We stayed up a little too late the night before their flight, catching up and playing music, and we all had a bit of a fitful sleep.
Tumbling in and out of consciousness, I made a mental note to remind them that the richness of travel is not about the tourist destinations you check off on your map but the people you meet.
I forgot, although I probably would have been preaching to the choir.
Their excitement mixed with nervousness was palpable as we drove an hour and 20 minutes to the airport.
I was reminded of sitting on a plane on the runway of the Denver International Airport with my daughters’ mom in October 1997, about to travel to India and other South Asian destinations for several months.
I had been anxious about the trip for weeks until we finally took our seats. It seemed at that moment that our roles had reversed. I was raring to go. She looked a bit airsick, and we hadn’t left the ground.
Sadly, we didn’t make the long journey as a couple, separating when our youngest was 14.
Happily, we instilled some shared values.
I have taken international trips with each of my three daughters, first to Costa Rica with my eldest, now 34, when she was 15, then back to India with my middle daughter, now 26, when she was 14, and finally to Belize with my youngest, now 20, when she was 10.
I have fond memories from all of these experiences. One that stands out is when my middle daughter and I got back to our room after visiting a small village across the river from where I was helping to make a documentary, and she commented that the people we had met, though they had very little materially, seemed quite happy and content.

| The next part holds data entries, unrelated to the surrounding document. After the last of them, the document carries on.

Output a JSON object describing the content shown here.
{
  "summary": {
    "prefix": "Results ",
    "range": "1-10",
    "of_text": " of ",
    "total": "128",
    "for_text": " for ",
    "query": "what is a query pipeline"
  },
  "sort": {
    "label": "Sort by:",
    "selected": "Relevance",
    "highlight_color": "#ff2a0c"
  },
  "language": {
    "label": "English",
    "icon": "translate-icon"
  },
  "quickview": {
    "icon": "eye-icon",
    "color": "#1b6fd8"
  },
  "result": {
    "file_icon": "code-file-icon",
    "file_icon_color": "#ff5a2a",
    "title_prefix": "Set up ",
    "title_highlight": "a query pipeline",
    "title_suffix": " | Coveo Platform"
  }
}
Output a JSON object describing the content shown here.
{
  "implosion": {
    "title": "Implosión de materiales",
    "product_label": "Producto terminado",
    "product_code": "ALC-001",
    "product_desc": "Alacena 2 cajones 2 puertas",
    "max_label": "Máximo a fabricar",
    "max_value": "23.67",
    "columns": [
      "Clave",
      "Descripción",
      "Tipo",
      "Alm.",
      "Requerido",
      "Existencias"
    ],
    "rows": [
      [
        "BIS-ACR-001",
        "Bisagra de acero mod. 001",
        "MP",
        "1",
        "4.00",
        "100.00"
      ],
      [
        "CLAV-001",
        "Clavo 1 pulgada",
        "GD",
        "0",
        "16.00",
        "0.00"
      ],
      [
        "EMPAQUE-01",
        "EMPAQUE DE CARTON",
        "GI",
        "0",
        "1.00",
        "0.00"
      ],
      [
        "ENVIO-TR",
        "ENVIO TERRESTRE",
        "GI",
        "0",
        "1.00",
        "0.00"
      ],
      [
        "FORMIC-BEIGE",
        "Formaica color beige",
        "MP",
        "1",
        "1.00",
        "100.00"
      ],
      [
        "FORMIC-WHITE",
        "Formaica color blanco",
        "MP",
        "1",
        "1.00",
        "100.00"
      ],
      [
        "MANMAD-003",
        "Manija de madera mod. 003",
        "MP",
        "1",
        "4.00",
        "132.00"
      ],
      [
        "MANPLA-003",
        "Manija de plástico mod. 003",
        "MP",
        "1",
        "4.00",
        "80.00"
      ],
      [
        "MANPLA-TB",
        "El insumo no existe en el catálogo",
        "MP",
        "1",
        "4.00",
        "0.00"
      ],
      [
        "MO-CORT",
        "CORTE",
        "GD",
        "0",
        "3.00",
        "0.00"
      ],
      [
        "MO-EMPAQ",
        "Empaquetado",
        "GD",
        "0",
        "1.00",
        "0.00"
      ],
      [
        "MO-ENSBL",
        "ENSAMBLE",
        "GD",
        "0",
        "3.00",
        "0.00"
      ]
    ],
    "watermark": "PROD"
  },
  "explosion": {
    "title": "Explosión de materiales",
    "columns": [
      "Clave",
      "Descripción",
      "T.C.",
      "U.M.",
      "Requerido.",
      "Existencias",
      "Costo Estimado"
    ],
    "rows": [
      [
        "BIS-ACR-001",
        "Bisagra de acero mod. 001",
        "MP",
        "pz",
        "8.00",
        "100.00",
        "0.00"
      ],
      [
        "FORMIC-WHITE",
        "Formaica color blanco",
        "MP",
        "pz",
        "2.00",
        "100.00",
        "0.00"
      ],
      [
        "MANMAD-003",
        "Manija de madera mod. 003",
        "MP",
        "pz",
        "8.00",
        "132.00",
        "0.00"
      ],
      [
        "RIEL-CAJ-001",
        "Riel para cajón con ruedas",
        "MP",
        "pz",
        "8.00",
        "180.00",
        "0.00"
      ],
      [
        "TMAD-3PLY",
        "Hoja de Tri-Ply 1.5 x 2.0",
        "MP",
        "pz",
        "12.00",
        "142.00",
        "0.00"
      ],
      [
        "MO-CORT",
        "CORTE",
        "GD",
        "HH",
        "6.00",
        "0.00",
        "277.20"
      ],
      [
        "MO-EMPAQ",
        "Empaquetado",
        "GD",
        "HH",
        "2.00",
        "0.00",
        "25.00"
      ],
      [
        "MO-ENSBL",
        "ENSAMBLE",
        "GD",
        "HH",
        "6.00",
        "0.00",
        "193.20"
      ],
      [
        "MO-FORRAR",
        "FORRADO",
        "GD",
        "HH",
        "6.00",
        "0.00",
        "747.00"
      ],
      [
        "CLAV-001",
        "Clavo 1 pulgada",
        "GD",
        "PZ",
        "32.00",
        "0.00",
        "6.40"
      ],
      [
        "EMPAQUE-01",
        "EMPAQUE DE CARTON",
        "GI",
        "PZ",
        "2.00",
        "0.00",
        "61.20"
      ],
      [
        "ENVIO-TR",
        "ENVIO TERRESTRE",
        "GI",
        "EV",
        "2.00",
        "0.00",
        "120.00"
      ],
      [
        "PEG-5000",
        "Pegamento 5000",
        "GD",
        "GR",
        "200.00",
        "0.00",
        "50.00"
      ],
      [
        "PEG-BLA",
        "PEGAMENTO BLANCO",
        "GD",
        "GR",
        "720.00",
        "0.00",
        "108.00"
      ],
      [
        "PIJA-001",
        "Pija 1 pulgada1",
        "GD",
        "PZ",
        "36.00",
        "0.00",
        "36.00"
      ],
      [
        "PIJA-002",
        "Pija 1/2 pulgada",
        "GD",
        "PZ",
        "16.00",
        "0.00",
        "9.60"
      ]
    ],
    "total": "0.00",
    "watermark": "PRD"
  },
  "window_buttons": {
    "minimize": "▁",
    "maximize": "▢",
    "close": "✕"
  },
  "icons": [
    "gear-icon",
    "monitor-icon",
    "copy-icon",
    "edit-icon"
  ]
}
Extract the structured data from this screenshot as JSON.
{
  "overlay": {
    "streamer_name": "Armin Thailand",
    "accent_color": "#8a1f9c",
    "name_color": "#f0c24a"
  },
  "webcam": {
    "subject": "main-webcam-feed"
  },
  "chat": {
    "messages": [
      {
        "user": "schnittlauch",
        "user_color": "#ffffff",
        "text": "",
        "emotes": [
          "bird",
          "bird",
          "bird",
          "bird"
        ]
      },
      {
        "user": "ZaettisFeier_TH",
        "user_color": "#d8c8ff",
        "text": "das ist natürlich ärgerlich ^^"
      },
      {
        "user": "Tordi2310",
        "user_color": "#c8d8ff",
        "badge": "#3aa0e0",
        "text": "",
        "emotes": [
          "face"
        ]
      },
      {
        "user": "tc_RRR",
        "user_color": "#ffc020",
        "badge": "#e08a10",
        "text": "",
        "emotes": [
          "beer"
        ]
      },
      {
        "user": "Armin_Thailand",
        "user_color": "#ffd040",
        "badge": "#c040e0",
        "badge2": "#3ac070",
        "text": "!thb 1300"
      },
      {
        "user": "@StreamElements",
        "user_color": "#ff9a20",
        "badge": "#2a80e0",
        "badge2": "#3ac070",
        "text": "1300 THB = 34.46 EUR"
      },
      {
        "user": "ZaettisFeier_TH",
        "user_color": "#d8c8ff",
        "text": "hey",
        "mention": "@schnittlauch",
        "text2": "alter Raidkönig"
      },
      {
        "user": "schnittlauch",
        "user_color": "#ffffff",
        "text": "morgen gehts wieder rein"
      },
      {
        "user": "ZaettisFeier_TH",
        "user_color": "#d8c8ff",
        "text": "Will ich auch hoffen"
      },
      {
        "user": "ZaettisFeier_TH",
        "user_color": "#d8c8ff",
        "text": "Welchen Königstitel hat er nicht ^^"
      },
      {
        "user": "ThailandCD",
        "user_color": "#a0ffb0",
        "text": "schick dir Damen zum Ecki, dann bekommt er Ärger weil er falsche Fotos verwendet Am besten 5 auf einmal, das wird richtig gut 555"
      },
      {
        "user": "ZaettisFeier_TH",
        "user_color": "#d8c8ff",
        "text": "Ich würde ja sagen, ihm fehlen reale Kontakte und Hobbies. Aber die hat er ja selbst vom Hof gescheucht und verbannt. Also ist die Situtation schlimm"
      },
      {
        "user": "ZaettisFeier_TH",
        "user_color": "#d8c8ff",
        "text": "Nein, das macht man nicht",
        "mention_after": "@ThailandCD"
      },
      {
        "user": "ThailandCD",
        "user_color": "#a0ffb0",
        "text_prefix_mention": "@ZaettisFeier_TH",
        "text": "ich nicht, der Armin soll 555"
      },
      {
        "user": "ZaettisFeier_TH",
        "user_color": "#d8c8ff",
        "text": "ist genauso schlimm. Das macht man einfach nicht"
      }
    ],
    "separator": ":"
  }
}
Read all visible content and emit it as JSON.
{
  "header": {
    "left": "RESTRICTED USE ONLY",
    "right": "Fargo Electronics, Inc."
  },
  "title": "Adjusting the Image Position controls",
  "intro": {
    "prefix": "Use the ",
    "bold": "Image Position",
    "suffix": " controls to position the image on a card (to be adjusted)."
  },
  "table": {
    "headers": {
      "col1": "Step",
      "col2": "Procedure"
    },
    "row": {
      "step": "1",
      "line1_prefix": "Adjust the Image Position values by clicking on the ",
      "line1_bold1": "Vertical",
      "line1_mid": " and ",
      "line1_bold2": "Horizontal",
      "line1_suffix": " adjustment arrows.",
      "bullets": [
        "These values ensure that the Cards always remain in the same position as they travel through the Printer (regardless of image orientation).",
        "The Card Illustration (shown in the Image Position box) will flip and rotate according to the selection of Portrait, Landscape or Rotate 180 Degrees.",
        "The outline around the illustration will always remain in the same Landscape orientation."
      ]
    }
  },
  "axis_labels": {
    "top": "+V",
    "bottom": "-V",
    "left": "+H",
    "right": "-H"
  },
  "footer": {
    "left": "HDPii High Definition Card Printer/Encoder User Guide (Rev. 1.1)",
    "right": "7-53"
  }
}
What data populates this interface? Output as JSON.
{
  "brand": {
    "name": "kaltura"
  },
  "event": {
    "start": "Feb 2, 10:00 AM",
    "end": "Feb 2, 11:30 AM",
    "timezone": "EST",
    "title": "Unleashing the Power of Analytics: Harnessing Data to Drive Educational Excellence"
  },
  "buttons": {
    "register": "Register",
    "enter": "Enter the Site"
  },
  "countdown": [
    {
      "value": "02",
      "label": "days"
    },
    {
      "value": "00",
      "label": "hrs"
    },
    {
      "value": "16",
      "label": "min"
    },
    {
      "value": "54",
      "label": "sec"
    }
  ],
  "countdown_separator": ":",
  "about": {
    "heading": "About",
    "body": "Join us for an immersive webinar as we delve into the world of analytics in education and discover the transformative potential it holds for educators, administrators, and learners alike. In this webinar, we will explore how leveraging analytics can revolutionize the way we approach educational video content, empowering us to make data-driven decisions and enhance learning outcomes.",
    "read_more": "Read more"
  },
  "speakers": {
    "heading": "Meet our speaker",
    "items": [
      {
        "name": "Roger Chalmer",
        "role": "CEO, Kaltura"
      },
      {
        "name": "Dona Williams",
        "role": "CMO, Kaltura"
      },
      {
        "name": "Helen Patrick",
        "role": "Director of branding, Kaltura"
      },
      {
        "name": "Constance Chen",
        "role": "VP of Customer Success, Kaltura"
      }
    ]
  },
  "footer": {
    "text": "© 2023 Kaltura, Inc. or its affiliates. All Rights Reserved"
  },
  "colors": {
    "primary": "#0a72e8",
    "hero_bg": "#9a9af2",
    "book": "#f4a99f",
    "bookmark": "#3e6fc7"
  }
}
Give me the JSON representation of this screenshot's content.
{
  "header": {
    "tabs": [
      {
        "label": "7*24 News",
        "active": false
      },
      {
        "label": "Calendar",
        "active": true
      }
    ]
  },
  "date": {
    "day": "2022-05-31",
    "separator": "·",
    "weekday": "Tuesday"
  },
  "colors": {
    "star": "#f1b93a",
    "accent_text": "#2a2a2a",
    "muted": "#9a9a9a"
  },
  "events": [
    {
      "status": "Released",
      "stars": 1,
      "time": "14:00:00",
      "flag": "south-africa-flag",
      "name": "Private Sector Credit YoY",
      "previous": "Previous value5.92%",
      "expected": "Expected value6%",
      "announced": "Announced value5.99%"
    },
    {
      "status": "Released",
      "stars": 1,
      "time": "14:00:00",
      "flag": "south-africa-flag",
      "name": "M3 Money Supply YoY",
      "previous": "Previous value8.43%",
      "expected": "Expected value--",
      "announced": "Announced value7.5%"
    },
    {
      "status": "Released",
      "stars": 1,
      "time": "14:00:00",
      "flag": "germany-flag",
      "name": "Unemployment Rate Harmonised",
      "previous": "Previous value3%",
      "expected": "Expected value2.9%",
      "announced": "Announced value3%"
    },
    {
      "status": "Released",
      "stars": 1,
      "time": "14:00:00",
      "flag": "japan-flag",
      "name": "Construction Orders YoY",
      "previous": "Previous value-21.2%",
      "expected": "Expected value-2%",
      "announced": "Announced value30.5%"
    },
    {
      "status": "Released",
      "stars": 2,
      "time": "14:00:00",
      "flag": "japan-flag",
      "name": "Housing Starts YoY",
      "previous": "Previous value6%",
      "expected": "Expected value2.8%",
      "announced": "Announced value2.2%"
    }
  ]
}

It was a profound reflection for both of us.
These days, that daughter is in nursing school in Northern California, plus holding down a related job, and spends most of her precious time off surfing locally or backpacking with her boyfriend and their dog if they can string a few days together for such a luxury.
My eldest is a mental health counselor with her own practice in Pennsylvania, offering her clients care on a sliding scale.
I’ve no doubt their call toward service was informed by their time abroad. (Their Galloping Gourmet little sister currently in Peru spent a semester in that country in middle school doing volunteer work.)
Travel and service opportunities at home and around the globe abound for young people and the young at heart.
My colleague Dave Lefever’s 19-year-old son is currently serving in AmeriCorps’ new Forest Corps program, helping to protect public lands through fire prevention work in Oregon, Arizona and California while bonding with a team of young adults he’ll be working with shoulder to shoulder for 10 months.
Willing Workers on Organic Farms offers travelers opportunities all over the world to learn about agroecological and sustainable farming methods through hands-on experience. Hosts offer accommodations and meals, and no money is exchanged.
The International Farm Youth Exchange program — established by young U.S. soldiers returning home from World War II to foster “peace through understanding” between individuals, families and host countries — offers two-, three- and six-month travel programs abroad.
My first trip to Peru in 2000 was part of the Rotary Foundation’s Group Study Exchange.
An internet search of “service opportunities abroad” yields a plethora of possibilities, including Habitat for Humanity International, UN volunteers, the Peace Corps and more.
And if you are reading this and thinking, “I wish I had done that when I was younger,” the Peace Corps is actively recruiting volunteers over 50.
I wonder how my own boss would feel about a two-year sabbatical?